Acreditais, por exemplo, que um Espírito esclarecido, fosse mesmo Fenelon, dirigindo-se a um muçulmano, irá inabilmente dizer-lhe que Maomé é um impostor, e que ele será condenado se não se fizer cristão? Não o fará, porque seria repelido. Em geral, os Espíritos superiores, se a isso não são solicitados por alguma consideração especial, não se preocupam com essas questões de minúcia, eles se limitam a dizer: Deus é bom e justo; não quer senão o bem; a melhor de todas as religiões é aquela que só ensina o que é conforme à bondade e justiça de Deus; que dá de Deus a maior e a mais sublime ideia e não O rebaixa emprestando- Lhe as fraquezas e as paixões da humanidade; que torna os homens bons e virtuosos e lhes ensina a amarem-se todos como irmãos; que condena todo mal feito ao próximo; que não autoriza a injustiça sob qualquer forma ou pretexto que seja; que nada prescreve de contrário às leis imutáveis da Natureza, porque Deus não se pode contradizer; aquela cujos ministros dão o melhor exemplo de bondade, caridade e moralidade; aquela que procura melhor combater o egoísmo e lisonjear menos o orgulho e a vaidade dos homens; aquela, finalmente, em nome da qual se comete menos mal, porque uma boa religião não pode servir de pretexto a nenhum mal; ela não lhe deve deixar porta alguma aberta, nem diretamente, nem por interpretação. Vede, julgai e escolhei.

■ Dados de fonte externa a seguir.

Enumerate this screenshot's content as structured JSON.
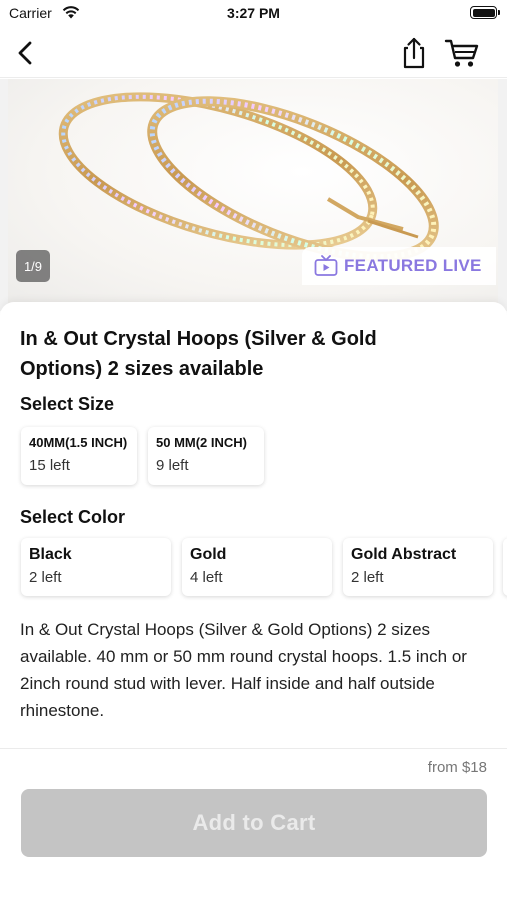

Padre. — Creio que certos pontos da doutrina católica são contestados pelos Espíritos que considerais superiores; supondo mesmo que esses princípios sejam errôneos, poderá tal crença, segundo a opinião dos ditos Espíritos, ser prejudicial à salvação daqueles que, errando ou acertando, a consideram artigo de fé e a praticam?


A. K. — Certamente que não, se ela os não desviar da prática do bem, se ela antes os incitar a isso; ao passo que a mais bem fundada crença os prejudicará evidentemente, se lhes fornecer ocasião de fazer o mal, de faltar à caridade com o próximo, se ela os tornar duros e egoístas, por que então não praticam segundo a lei de Deus, e Deus olha mais os pensamentos que os atos. Quem poderá sustentar o contrário? Acreditais, por exemplo, que a fé possa ser proveitosa a um homem que, crendo perfeitamente em Deus, pratique atos inumanos ou contrários à caridade? Não haverá sempre mais culpa naquele que mais meios tinha de esclarecimento?